More patients achieved target glycaemic control in the oral drugs + insulin group [98.3% (58 of 59)] in less time [(10.4 ± 2.5) days] than those in the oral drug group [95.7% (67 of 70) and (12.4 ± 3.4) days]. At 1-year follow-up, more patients maintained target glycaemia without any drugs in the oral drug + insulin group than in the oral drug group [37.9% (22 of 58) vs 20.9% (14 of 67)]. Both treatments improved homeostasis model assessment-β (HOMA-β) and homeostasis model assessment-insulin resistance (HOMA-IR) significantly. They had similar effects on insulin resistance [lg(HOMA-IR): (0.50 ± 0.09) vs (0.48 ± 0.09), p = 0.23]. However, oral drugs + insulin could recover β-cell function much more than OAD alone could [lg(HOMA-β): (2.17 ± 0.14) vs (2.11 ± 0.13), p = 0.03].
In newly diagnosed type 2 diabetes, therapy with oral drugs + insulin has had favourable outcomes on recovery and maintenance of β-cell function and protracted glycaemic remission compared with treatment with oral drugs alone.
对于新诊断的 2 型糖尿病患者,联合使用口服降糖药和基础胰岛素(OAD+胰岛素)治疗可能会改善β细胞功能并延长血糖缓解时间。本随机试验比较了单独使用口服药物或添加基础胰岛素对β细胞功能和糖尿病缓解率的影响。
129 名年龄在 35-50 岁的患者于 2005 年 6 月至 2009 年 6 月期间入组。对于空腹血糖≥9.0mmol/L 和 HbA1c≥9.0%的患者,初始纠正高血糖时,随机分为口服药物+胰岛素或单独口服药物治疗。在血糖正常维持 3 个月后停止治疗。然后,患者接受饮食和运动锻炼随访。在治疗前和 1 年随访时测量血糖、HbA1c 和胰岛素。

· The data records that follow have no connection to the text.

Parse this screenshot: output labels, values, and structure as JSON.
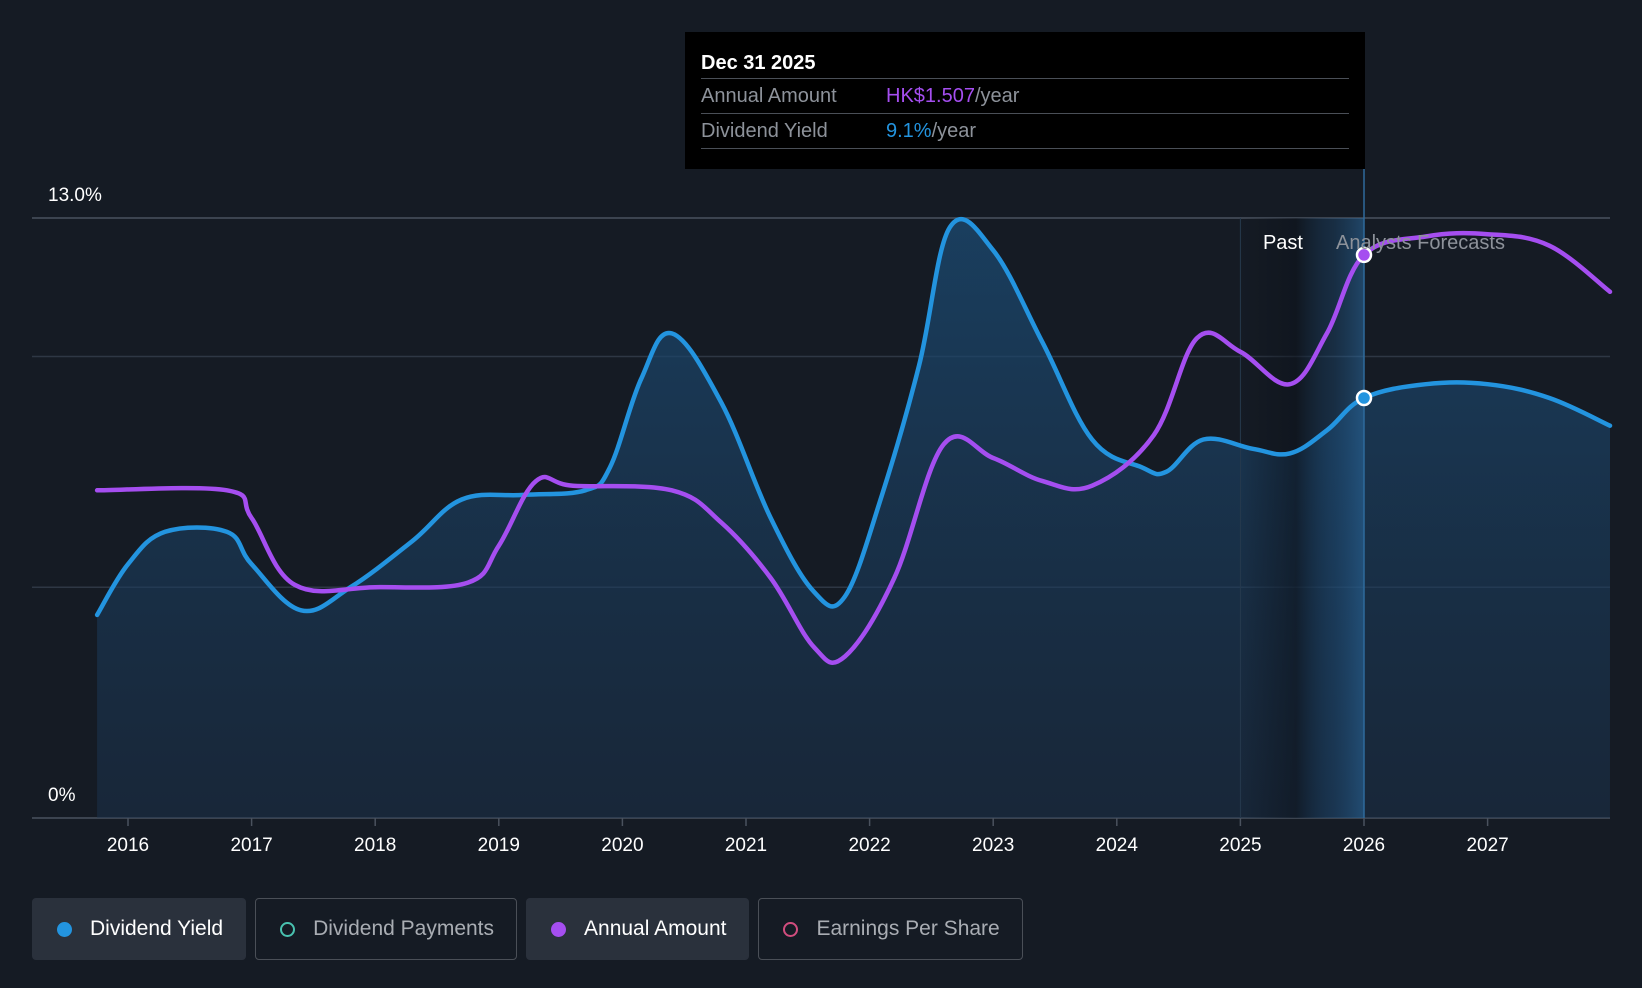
{
  "chart_data": {
    "type": "line",
    "y_top_label": "13.0%",
    "y_bottom_label": "0%",
    "ylim_percent": [
      0,
      13.0
    ],
    "x_ticks": [
      "2016",
      "2017",
      "2018",
      "2019",
      "2020",
      "2021",
      "2022",
      "2023",
      "2024",
      "2025",
      "2026",
      "2027"
    ],
    "x_range": [
      2015.75,
      2027.99
    ],
    "grid": true,
    "series": [
      {
        "name": "Dividend Yield",
        "color": "#2394df",
        "unit": "%",
        "area_fill": true,
        "points": [
          [
            2015.75,
            4.4
          ],
          [
            2016.0,
            5.5
          ],
          [
            2016.3,
            6.2
          ],
          [
            2016.8,
            6.2
          ],
          [
            2017.0,
            5.5
          ],
          [
            2017.4,
            4.5
          ],
          [
            2017.8,
            5.0
          ],
          [
            2018.3,
            6.0
          ],
          [
            2018.7,
            6.9
          ],
          [
            2019.2,
            7.0
          ],
          [
            2019.7,
            7.1
          ],
          [
            2019.9,
            7.6
          ],
          [
            2020.15,
            9.5
          ],
          [
            2020.4,
            10.5
          ],
          [
            2020.8,
            9.0
          ],
          [
            2021.2,
            6.5
          ],
          [
            2021.55,
            4.9
          ],
          [
            2021.8,
            4.8
          ],
          [
            2022.1,
            7.0
          ],
          [
            2022.4,
            9.8
          ],
          [
            2022.65,
            12.8
          ],
          [
            2023.0,
            12.3
          ],
          [
            2023.4,
            10.3
          ],
          [
            2023.8,
            8.2
          ],
          [
            2024.2,
            7.6
          ],
          [
            2024.4,
            7.5
          ],
          [
            2024.7,
            8.2
          ],
          [
            2025.1,
            8.0
          ],
          [
            2025.4,
            7.9
          ],
          [
            2025.7,
            8.4
          ],
          [
            2026.0,
            9.1
          ],
          [
            2026.5,
            9.4
          ],
          [
            2027.0,
            9.4
          ],
          [
            2027.5,
            9.1
          ],
          [
            2027.99,
            8.5
          ]
        ]
      },
      {
        "name": "Annual Amount",
        "color": "#a54ef0",
        "unit": "HK$",
        "points": [
          [
            2015.75,
            7.1
          ],
          [
            2016.8,
            7.1
          ],
          [
            2017.0,
            6.5
          ],
          [
            2017.35,
            5.05
          ],
          [
            2018.0,
            5.0
          ],
          [
            2018.75,
            5.1
          ],
          [
            2019.0,
            5.9
          ],
          [
            2019.3,
            7.3
          ],
          [
            2019.6,
            7.2
          ],
          [
            2020.4,
            7.1
          ],
          [
            2020.8,
            6.4
          ],
          [
            2021.2,
            5.2
          ],
          [
            2021.55,
            3.7
          ],
          [
            2021.8,
            3.5
          ],
          [
            2022.2,
            5.2
          ],
          [
            2022.6,
            8.1
          ],
          [
            2023.0,
            7.8
          ],
          [
            2023.4,
            7.3
          ],
          [
            2023.8,
            7.2
          ],
          [
            2024.3,
            8.3
          ],
          [
            2024.65,
            10.4
          ],
          [
            2025.0,
            10.1
          ],
          [
            2025.4,
            9.4
          ],
          [
            2025.7,
            10.5
          ],
          [
            2026.0,
            12.2
          ],
          [
            2026.5,
            12.6
          ],
          [
            2027.0,
            12.65
          ],
          [
            2027.5,
            12.4
          ],
          [
            2027.99,
            11.4
          ]
        ]
      }
    ],
    "regions": {
      "past_label": "Past",
      "forecast_label": "Analysts Forecasts",
      "divider_x": 2026.0,
      "shade_from_x": 2025.0
    },
    "markers": [
      {
        "series": "Dividend Yield",
        "x": 2026.0,
        "y": 9.1
      },
      {
        "series": "Annual Amount",
        "x": 2026.0,
        "y": 12.2
      }
    ]
  },
  "tooltip": {
    "date": "Dec 31 2025",
    "rows": [
      {
        "label": "Annual Amount",
        "value": "HK$1.507",
        "unit": "/year",
        "color": "#a54ef0"
      },
      {
        "label": "Dividend Yield",
        "value": "9.1%",
        "unit": "/year",
        "color": "#2394df"
      }
    ]
  },
  "legend": [
    {
      "label": "Dividend Yield",
      "color": "#2394df",
      "filled": true,
      "active": true
    },
    {
      "label": "Dividend Payments",
      "color": "#49c2b0",
      "filled": false,
      "active": false
    },
    {
      "label": "Annual Amount",
      "color": "#a54ef0",
      "filled": true,
      "active": true
    },
    {
      "label": "Earnings Per Share",
      "color": "#d14d7e",
      "filled": false,
      "active": false
    }
  ]
}
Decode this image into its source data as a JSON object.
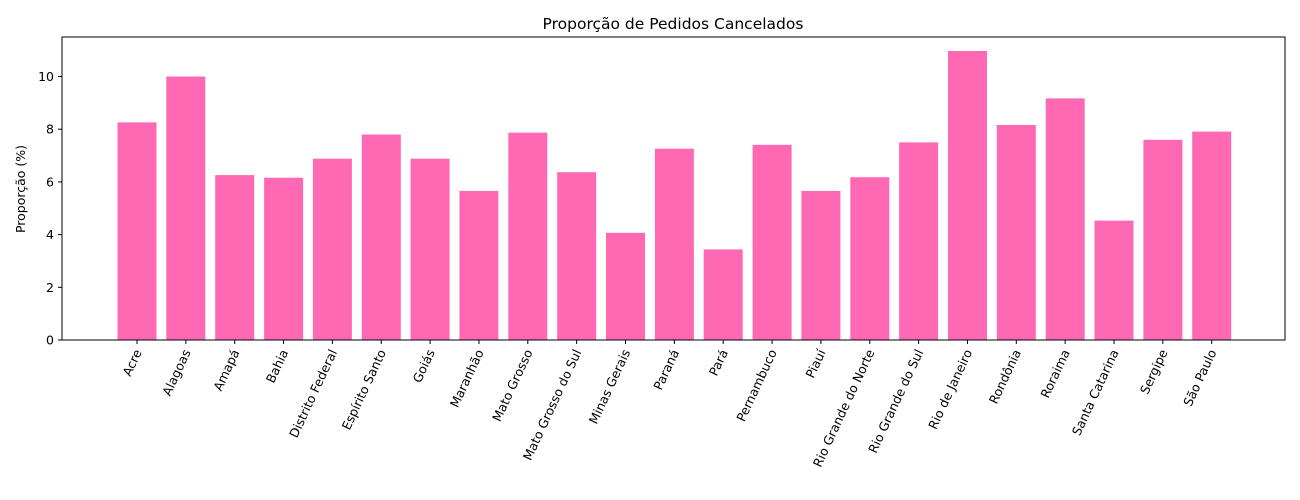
{
  "chart_data": {
    "type": "bar",
    "title": "Proporção de Pedidos Cancelados",
    "xlabel": "",
    "ylabel": "Proporção (%)",
    "ylim": [
      0,
      11.5
    ],
    "yticks": [
      0,
      2,
      4,
      6,
      8,
      10
    ],
    "grid": false,
    "bar_color": "#ff69b4",
    "categories": [
      "Acre",
      "Alagoas",
      "Amapá",
      "Bahia",
      "Distrito Federal",
      "Espírito Santo",
      "Goiás",
      "Maranhão",
      "Mato Grosso",
      "Mato Grosso do Sul",
      "Minas Gerais",
      "Paraná",
      "Pará",
      "Pernambuco",
      "Piauí",
      "Rio Grande do Norte",
      "Rio Grande do Sul",
      "Rio de Janeiro",
      "Rondônia",
      "Roraima",
      "Santa Catarina",
      "Sergipe",
      "São Paulo"
    ],
    "values": [
      8.26,
      10.0,
      6.26,
      6.16,
      6.88,
      7.8,
      6.88,
      5.66,
      7.87,
      6.37,
      4.07,
      7.26,
      3.44,
      7.41,
      5.66,
      6.18,
      7.5,
      10.97,
      8.16,
      9.17,
      4.53,
      7.6,
      7.91
    ]
  }
}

更多患者在口服药物+胰岛素组中达到目标血糖控制[98.3%(58/59)],且用时更少[(10.4±2.5)天],而在口服药物组中[95.7%(67/70)和(12.4±3.4)天]。在 1 年随访时,口服药物+胰岛素组中更多患者在不使用任何药物的情况下维持目标血糖[37.9%(22/58)vs 20.9%(14/67)]。两种治疗均显著改善了稳态模型评估-β(HOMA-β)和稳态模型评估胰岛素抵抗(HOMA-IR)。它们对胰岛素抵抗的影响相似[lg(HOMA-IR):(0.50±0.09)vs (0.48±0.09),p=0.23]。然而,口服药物+胰岛素治疗比单独使用口服药物治疗更能恢复β细胞功能[lg(HOMA-β):(2.17±0.14)vs (2.11±0.13),p=0.03]。
在新诊断的 2 型糖尿病中,与单独使用口服药物治疗相比,联合使用口服药物和基础胰岛素治疗在恢复和维持β细胞功能以及延长血糖缓解方面具有更好的效果。